Jengibre: ya lo tienen en las buenas fruterías, y prácticamente en todos los supermercados e hipermercados. En una bolsa de plástico aguanta semanas y semanas en el cajón de las verduras. Simplemente tienes que cortar un trozo, retirar la corteza, y rallarlo, filetearlo o picarlo, según indique la receta. Si no estás acostumbrado a este sabor, es mejor poner un poco menos al principio. Luego, te lo aseguro, no podrás vivir sin él.

Cebolletas chinas: se venden en los supermercados chinos, y en el caso de Madrid, también se encuentran en el mercado de los Mostenses. Parecen ajetes, pero no lo son. No saben como las cebolletas a las que estamos acostumbrados, pero evidentemente el sabor se acerca. Así que ya sabes, sustitúyelas por cebolletas, lo más tiernas que puedas. ¡Y usa la parte verde! Ésta se añade al final porque se hace muy rápidamente, y si se deja hacer demasiado se queda un poco mustia de aspecto.

cebolleta_china

Cacahuetes tostados sin sal: pues o compras los cacahuetes crudos y los tuestas con cuidado en una sartén, removiendo para que no se te quemen, o usas el truco del almendruco: cacahuetes fritos salados, los de toda la vida. Un buen enjuagón bajo el grifo, y marchando. Eso sí, comprueba que estén bien secos antes de echarlos al wok.

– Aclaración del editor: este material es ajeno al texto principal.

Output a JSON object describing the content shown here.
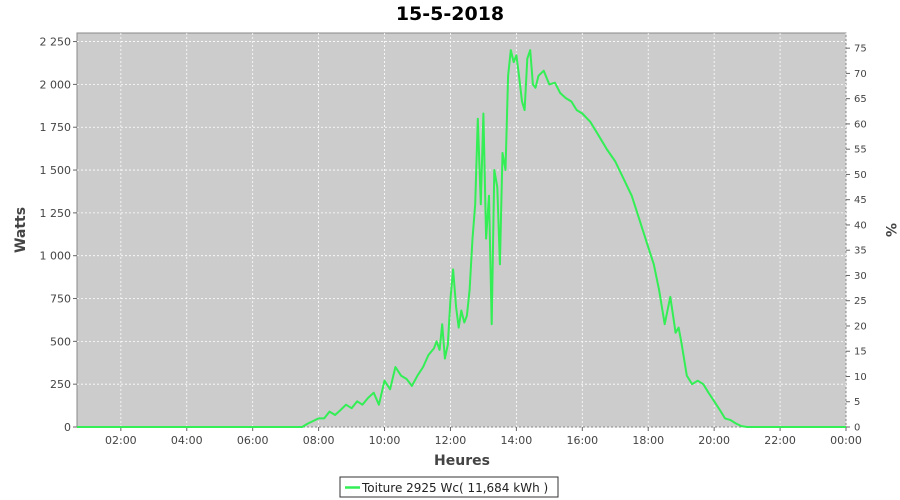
{
  "chart_data": {
    "type": "line",
    "title": "15-5-2018",
    "xlabel": "Heures",
    "ylabel": "Watts",
    "y2label": "%",
    "xlim": [
      0.67,
      24.0
    ],
    "ylim": [
      0,
      2300
    ],
    "y2lim": [
      0,
      78
    ],
    "x_ticks": [
      "02:00",
      "04:00",
      "06:00",
      "08:00",
      "10:00",
      "12:00",
      "14:00",
      "16:00",
      "18:00",
      "20:00",
      "22:00",
      "00:00"
    ],
    "y_ticks": [
      "0",
      "250",
      "500",
      "750",
      "1 000",
      "1 250",
      "1 500",
      "1 750",
      "2 000",
      "2 250"
    ],
    "y2_ticks": [
      "0",
      "5",
      "10",
      "15",
      "20",
      "25",
      "30",
      "35",
      "40",
      "45",
      "50",
      "55",
      "60",
      "65",
      "70",
      "75"
    ],
    "grid": true,
    "legend_position": "bottom",
    "plot_background": "#cccccc",
    "series": [
      {
        "name": "Toiture 2925 Wc( 11,684 kWh )",
        "color": "#33ee55",
        "x": [
          0.67,
          4.0,
          6.0,
          7.0,
          7.5,
          7.67,
          8.0,
          8.17,
          8.33,
          8.5,
          8.67,
          8.83,
          9.0,
          9.17,
          9.33,
          9.5,
          9.67,
          9.83,
          10.0,
          10.17,
          10.33,
          10.5,
          10.67,
          10.83,
          11.0,
          11.17,
          11.33,
          11.5,
          11.58,
          11.67,
          11.75,
          11.83,
          11.92,
          12.0,
          12.08,
          12.17,
          12.25,
          12.33,
          12.42,
          12.5,
          12.58,
          12.67,
          12.75,
          12.83,
          12.92,
          13.0,
          13.08,
          13.17,
          13.25,
          13.33,
          13.42,
          13.5,
          13.58,
          13.67,
          13.75,
          13.83,
          13.92,
          14.0,
          14.08,
          14.17,
          14.25,
          14.33,
          14.42,
          14.5,
          14.58,
          14.67,
          14.83,
          15.0,
          15.17,
          15.33,
          15.5,
          15.67,
          15.83,
          16.0,
          16.25,
          16.5,
          16.75,
          17.0,
          17.25,
          17.5,
          17.75,
          18.0,
          18.17,
          18.33,
          18.5,
          18.67,
          18.83,
          18.92,
          19.0,
          19.17,
          19.33,
          19.5,
          19.67,
          19.83,
          20.0,
          20.17,
          20.33,
          20.5,
          20.67,
          20.83,
          21.0,
          22.0,
          24.0
        ],
        "y": [
          0,
          0,
          0,
          0,
          0,
          20,
          50,
          50,
          90,
          70,
          100,
          130,
          110,
          150,
          130,
          170,
          200,
          130,
          270,
          220,
          350,
          300,
          280,
          240,
          300,
          350,
          420,
          460,
          500,
          450,
          600,
          400,
          480,
          750,
          920,
          700,
          580,
          680,
          610,
          650,
          800,
          1100,
          1300,
          1800,
          1300,
          1830,
          1100,
          1350,
          600,
          1500,
          1400,
          950,
          1600,
          1500,
          2050,
          2200,
          2130,
          2170,
          2050,
          1900,
          1850,
          2150,
          2200,
          2000,
          1980,
          2050,
          2080,
          2000,
          2010,
          1950,
          1920,
          1900,
          1850,
          1830,
          1780,
          1700,
          1620,
          1550,
          1450,
          1350,
          1200,
          1050,
          950,
          800,
          600,
          760,
          550,
          580,
          500,
          300,
          250,
          270,
          250,
          200,
          150,
          100,
          50,
          40,
          20,
          5,
          0,
          0,
          0
        ]
      }
    ]
  }
}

Salsa de soja clara y oscura: la clara la tienes ya en todos los supermercados. Es la más habitual, la que te ponen en los restaurantes chinos y japoneses para condimentar tu comida. Si no indica nada, es soja clara. Cuando se trata de salsa de soja oscura (mucho más densa), lo indica el envase. Ésta quizá no la encuentres en los supermercados normales, pero deberías poder acceder a ella en los grandes hipermercados y en todos los establecimientos de comida asiática. Cuando compres salsa de soja, fíjate en que pone “Fermentada de forma natural” o “Naturally brewed”, si no quieres que te metan un montón de aditivos. Una buena marca, y que seguro que conoces y está en todas partes, es Kikkoman.

Vino chino o vino de arroz: lo tienen en todos los supermercados orientales, pero lo puedes sustituir por un manzanilla seco.

Vinagre de arroz negro: esto sí que no se puede sustituir. Es un vinagre de arroz fermentado, con un aroma muy característico. No se te ocurra sustituirlo por ningún otro tipo de vinagre. Si acaso, mejor no usar este ingrediente, que no se va a hundir el mundo.

Aceite de sésamo: Además de en los supermercados chinos y en las grandes superficies, seguro que lo encuentras en cualquier herbolario.

Wok: lo suyo es usar fuego, pero ese es un bien preciado muy escaso. Si tienes vitrocerámica o inducción, no te quedará más remedio que usar un wok específico para esto, pero no tendrá la base totalmente cóncava, sino plana. Te digo un secreto: no sufras por esto. No es lo mismo, pero saldrá rico igual :-). Eso sí, trata de usar la menor cantidad de aceite posible para que tus platos sean ligeros y saludables.